In fact, the new tolerance sometimes goes so far as not just to forbid the expression of my belief that your belief is wrong, but goes further and forbids me even from believing that you are wrong, because, they would say, believing that shows I am hateful and a danger to society and eventually may be locked away or punished in some other way for simply holding a viewpoint.
(If you want to read more about the development of this new tolerance, then Don Carson’s book The Intolerance of Tolerance is the place to go.)
Give and Take
So my answer to the question that was asked is: absolutely, Christians should be tolerant of other people’s religious beliefs — namely, with the old tolerance, not the new tolerance; that is, we should be free to name each other’s beliefs as false, defective, inferior, or harmful without being accused of hate or injustice or lack of love. In fact, we must defend the fact that calling error error may be the very loving thing to do if it is done in the right spirit — that is, a spirit that desires the good of the other person, not a hateful spirit. We don’t want bad things to happen to another person. We want good things to happen and that is why we speak truth.
So saying that we definitely should be tolerant of other people’s religious beliefs means that we should humbly and honestly tell them where we stand and how we understand where they stand and be as clear and open with the disagreement as possible, and that disagreement should not feel threatening politically. And if we have thick enough skins, it wouldn’t even have to destroy an ongoing relationship of open, honest, rough-and-tumble, give-and-take.
The Tolerance We All Need
And part of this tolerance that Christians should support is the insistence that we do not support the coercion of anyone’s belief to be similar to our own. We persuade. We argue. We woo. We hold out warnings of what we think God or circumstances may bring about and we plead. But we do not persecute. And we do not force. And we do not manipulate or do anything underhanded or try to bribe or do political maneuvering or do violence to change a person’s mind. That is what tolerance means — the tolerance that we believe in.
The reason we believe in it — this is so important. I will just say this finally. The reason we believe in it is not simply (though this is important) that it makes for a more civil order in a pluralistic society and protects us from violence, but even more essentially it belongs to the very nature of Christianity that genuine faith in God, genuine allegiance to Jesus, genuine Christ-exalting obedience to God’s word is only possible if it is uncoerced and free.
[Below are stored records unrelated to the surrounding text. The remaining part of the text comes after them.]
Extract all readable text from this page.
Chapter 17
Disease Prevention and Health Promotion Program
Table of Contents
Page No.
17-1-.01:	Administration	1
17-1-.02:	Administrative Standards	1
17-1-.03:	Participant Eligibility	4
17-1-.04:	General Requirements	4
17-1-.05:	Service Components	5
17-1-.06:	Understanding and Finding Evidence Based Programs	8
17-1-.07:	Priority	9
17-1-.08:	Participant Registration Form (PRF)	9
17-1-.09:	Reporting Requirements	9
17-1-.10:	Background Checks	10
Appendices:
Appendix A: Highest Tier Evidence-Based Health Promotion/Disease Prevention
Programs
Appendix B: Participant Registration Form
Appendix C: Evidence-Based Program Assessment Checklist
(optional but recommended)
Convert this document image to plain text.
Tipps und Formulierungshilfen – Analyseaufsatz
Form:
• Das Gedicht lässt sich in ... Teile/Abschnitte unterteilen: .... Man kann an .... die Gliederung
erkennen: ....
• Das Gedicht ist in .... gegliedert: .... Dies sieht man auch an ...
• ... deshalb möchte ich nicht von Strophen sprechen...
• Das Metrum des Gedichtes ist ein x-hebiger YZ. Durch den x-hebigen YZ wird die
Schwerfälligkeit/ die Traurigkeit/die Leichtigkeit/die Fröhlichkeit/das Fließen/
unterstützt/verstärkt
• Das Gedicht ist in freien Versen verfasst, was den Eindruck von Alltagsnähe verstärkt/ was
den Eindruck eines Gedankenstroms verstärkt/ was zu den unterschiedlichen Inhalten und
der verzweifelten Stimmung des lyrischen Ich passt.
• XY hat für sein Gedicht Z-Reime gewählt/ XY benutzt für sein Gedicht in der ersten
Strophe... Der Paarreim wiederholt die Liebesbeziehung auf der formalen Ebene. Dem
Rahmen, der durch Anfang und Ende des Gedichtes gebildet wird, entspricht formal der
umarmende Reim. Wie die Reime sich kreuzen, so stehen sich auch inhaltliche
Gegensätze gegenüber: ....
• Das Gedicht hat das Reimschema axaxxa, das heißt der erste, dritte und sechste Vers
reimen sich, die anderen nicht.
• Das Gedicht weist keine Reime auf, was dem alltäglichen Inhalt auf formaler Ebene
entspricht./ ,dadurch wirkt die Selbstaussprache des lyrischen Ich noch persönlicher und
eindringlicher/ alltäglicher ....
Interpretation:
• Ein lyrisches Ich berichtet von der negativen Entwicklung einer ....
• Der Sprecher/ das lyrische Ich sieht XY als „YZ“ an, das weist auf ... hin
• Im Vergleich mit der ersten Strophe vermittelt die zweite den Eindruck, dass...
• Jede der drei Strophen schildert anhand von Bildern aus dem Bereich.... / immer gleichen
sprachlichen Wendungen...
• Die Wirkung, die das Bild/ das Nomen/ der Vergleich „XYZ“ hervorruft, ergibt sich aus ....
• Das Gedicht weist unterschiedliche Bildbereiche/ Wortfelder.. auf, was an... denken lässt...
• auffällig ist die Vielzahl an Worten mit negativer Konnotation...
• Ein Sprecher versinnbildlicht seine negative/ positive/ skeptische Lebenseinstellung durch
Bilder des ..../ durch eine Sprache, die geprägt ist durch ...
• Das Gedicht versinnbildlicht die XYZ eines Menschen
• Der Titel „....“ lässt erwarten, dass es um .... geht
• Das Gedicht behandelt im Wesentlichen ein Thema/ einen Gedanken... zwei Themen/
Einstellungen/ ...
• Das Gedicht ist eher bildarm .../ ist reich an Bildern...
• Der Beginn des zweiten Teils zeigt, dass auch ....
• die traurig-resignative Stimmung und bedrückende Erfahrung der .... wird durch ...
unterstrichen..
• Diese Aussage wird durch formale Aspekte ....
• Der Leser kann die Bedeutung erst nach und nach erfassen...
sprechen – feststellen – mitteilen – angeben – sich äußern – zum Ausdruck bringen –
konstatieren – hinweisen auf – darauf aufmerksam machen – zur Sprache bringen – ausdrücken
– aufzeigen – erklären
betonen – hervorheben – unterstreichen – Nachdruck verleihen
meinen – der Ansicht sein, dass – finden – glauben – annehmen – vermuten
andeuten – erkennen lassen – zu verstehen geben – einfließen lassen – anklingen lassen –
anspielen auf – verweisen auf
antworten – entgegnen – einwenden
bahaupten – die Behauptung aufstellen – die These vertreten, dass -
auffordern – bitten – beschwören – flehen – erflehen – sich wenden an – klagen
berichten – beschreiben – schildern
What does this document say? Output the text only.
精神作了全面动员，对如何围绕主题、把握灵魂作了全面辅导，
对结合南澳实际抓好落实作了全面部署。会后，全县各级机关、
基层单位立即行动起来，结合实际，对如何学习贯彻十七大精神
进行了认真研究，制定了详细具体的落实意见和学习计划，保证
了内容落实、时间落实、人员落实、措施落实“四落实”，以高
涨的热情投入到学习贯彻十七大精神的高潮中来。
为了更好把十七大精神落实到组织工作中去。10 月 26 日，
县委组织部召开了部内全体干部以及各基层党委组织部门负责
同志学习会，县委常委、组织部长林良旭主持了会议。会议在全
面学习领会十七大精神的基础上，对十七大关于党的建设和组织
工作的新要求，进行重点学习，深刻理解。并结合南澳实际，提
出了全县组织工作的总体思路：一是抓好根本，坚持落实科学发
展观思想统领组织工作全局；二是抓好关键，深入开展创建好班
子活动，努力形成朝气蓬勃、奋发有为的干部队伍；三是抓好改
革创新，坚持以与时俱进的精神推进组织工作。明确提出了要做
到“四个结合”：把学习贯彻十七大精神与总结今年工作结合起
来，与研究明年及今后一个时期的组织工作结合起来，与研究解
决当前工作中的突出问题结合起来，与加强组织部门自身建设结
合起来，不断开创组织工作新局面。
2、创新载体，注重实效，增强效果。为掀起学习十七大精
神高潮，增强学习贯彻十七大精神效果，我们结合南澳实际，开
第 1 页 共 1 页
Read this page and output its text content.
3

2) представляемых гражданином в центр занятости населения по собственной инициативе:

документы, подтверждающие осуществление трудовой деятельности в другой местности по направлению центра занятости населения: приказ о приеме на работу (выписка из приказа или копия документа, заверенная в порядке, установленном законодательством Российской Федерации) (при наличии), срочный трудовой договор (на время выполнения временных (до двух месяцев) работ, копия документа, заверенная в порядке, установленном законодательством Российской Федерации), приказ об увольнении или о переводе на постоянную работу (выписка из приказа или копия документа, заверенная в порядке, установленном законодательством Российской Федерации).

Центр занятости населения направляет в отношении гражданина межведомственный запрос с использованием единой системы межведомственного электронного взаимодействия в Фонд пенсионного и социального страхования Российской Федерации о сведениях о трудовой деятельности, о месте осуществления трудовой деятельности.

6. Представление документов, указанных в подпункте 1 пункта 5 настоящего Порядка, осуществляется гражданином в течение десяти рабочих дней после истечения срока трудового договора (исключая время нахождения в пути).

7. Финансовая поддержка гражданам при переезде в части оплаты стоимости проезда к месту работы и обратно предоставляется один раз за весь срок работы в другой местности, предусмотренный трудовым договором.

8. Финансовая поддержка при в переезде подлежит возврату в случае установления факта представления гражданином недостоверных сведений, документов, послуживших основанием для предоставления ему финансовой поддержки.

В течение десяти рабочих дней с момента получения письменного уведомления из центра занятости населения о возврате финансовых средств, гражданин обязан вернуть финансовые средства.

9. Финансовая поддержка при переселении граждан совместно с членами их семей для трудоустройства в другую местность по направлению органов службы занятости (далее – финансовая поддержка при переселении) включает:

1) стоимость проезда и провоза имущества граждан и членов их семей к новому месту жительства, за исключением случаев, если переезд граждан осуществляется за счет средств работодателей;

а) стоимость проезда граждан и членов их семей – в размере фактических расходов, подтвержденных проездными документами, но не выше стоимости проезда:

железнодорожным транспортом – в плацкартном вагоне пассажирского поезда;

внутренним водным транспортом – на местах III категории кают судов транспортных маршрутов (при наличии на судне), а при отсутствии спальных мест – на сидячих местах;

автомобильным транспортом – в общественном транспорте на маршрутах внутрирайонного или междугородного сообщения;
Therefore, the old kind of tolerance is built into the very nature of Christianity. That is the thing to grasp. And where so-called “Christians” have contradicted this tolerance in history by using force and compelling belief at the penalty of death or imprisonment, that has been acting against the nature of Christianity — even if they call themselves Christians.
So I will say it again: The answer to the question that was asked is: yes, Christians should be tolerant of other people’s religious beliefs in the good, old, rough-and-tumble way of tolerance, when it meant the right to express strong disagreement and the time when truth was objective — a reality outside ourselves — and everyone was pursuing it and arguing whether they had it or not.